Fonction sociale 24.05.2012

Le logement social, élément clé de la réponse à la pauvreté et à l'exclusion en Europe

Députée européenne de l’Île-de-France (PS) et Présidente de la Commission de l’emploi et des affaires sociales du Parlement européen, Pervenche Berès nous livre ses convictions en matière de logement social.

Le nombre important de victimes de la récente vague de froid en février révèle une certaine impuissance de l'Union européenne face au problème du sans-abrisme. Dans quelle mesure le logement social peut-il remédier à la situation en Europe ?

Au-delà du phénomène médiatique lié à cet événement, il existe tout au long de l’année plus de 3 millions de sans-abris en Europe. La lutte contre la pauvreté et l’exclusion sociale fait partie des missions de l’Union européenne. À ce titre, le logement social est l’un des éléments clefs de la réponse.

Quelle place occupe aujourd’hui le logement social au sein des textes européens ?

Pour l’heure, il n’existe malheureusement aucun texte sur le logement social. Lors de la dernière révision du traité de l’Union, la question du logement avait pourtant été évoquée. C’est un thème qui va de pair avec la question des aides d’État et la définition des services d’intérêt économique général. Par ailleurs, le droit au logement n’a pas pu être introduit dans la Charte des droits fondamentaux. Les Britanniques s’y sont opposés, considérant qu'une telle reconnaissance permettrait au juge d'imposer un obligation d'agir aux autorités publiques. De manière indirecte, l’avancée la plus notable réside dans une résolution du Parlement européen, adoptée en septembre 2011, sur la question du sans-abrisme. Nous avons obtenu, dans le cadre du FEDER (Fonds européen de développement régional), que des financements puissent être mobilisés pour la construction et la rénovation des logements sociaux. Cette victoire aura des répercussions positives sur l’offre en logements sociaux.

Les États membres ont des conceptions très différentes du logement social. Comment expliquez-vous les disparités entre les pays du Nord (Pays-Bas, Suède, Danemark), où la part de logements sociaux est très élevée et ceux du Sud et de l'Est (Italie, Grèce, Portugal, Hongrie, Estonie...), où le logement social est résiduel, voire proprement absent ?

Le périmètre du logement social est très variable d’un pays à l’autre. Ces disparités se doublent de visions très différentes. En Suède, il y a une conception quasi-universelle du logement social, où il a pour rôle de répondre à l’ensemble de la demande. En Hongrie ou en Estonie, la priorité est donnée au propriétaire occupant, l’offre locative privée y étant marginale et très peu régulée. Cela amène à un secteur locatif social très ciblé. Ces diversités doivent être prises en compte dans l’action européenne.

L'émergence d'un "Mouvement Hlm" à l'échelle européenne vous paraît-elle réaliste ? Comment y parvenir ?

Si chaque section Hlm défend sa propre stratégie, un tel mouvement n’a aucune chance d’émerger. Elles doivent s’organiser et s’unir car il existe un espace d’action à l’échelle européenne pour peser sur un certain nombre de thématiques.

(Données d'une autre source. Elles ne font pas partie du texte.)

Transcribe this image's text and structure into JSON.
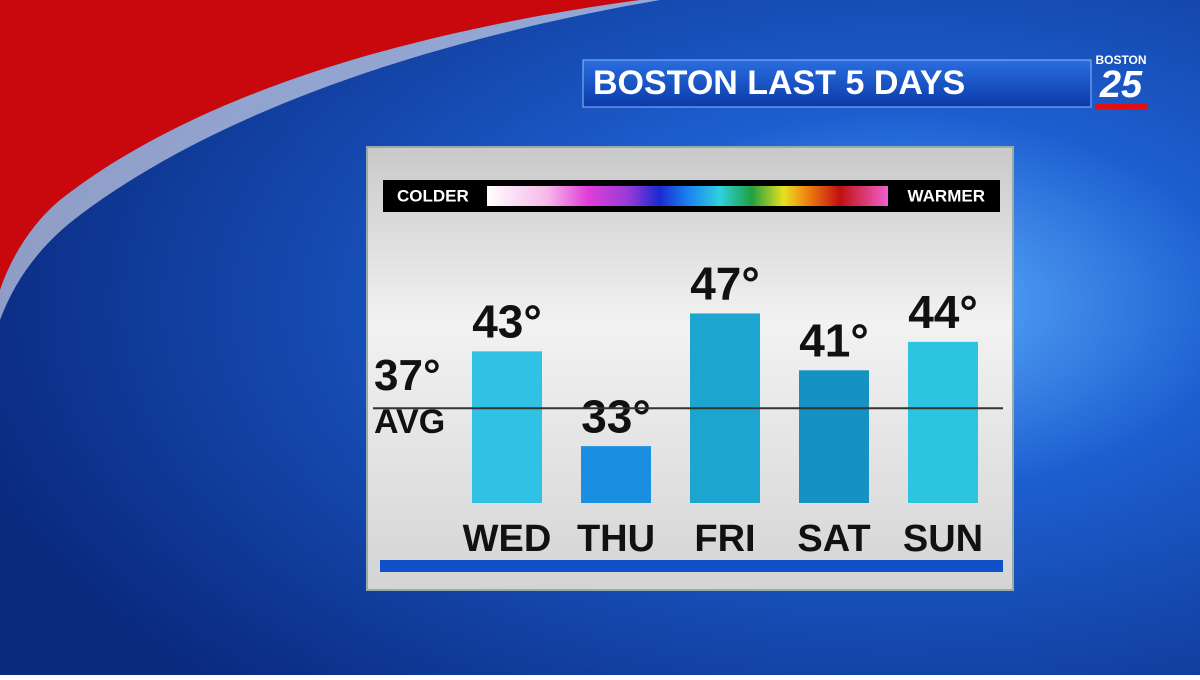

Cela devrait être le cas sur la question du bouclier énergétique. Mais il faut au préalable que chaque État membre acte le caractère prioritaire du logement social.

Quel regard portez-vous sur le logement social en France ? 

Nous faisons face à une véritable urgence en matière de construction. L’accueil des ménages modestes doit être une priorité. Le logement social doit accompagner les mutations de notre société en accordant la priorité à la mixité sociale et à la solidarité intergénérationnelle. Nous devons également profiter du cercle vertueux du développement durable. Les efforts en la matière permettent aux occupants de diminuer le poids de certaines dépenses (chauffage, santé, etc.).

Quelles sont les mesures à engager en France pour relever ces défis ?         

Le secteur du logement social nécessite davantage d’investissements. Le taux de logements sociaux doit être relevé ainsi que la lutte contre les abus des municipalités dans le cadre de la loi SRU. Dans le domaine des financements, il faut, par ailleurs, refaire du Livret A un véritable outil de collecte de l’épargne pour le logement social, en doublant son plafond, pour le faire passer de 15 300€ à 30 600€. Je suis, par ailleurs, favorable à la proposition de François Hollande visant à mettre à disposition des collectivités locales tous les terrains disponibles pour construire de nouveaux logements dans un délai de 5 ans. Cela permettrait de démultiplier les capacités de production en logements sociaux en relâchant la pression en amont sur le foncier.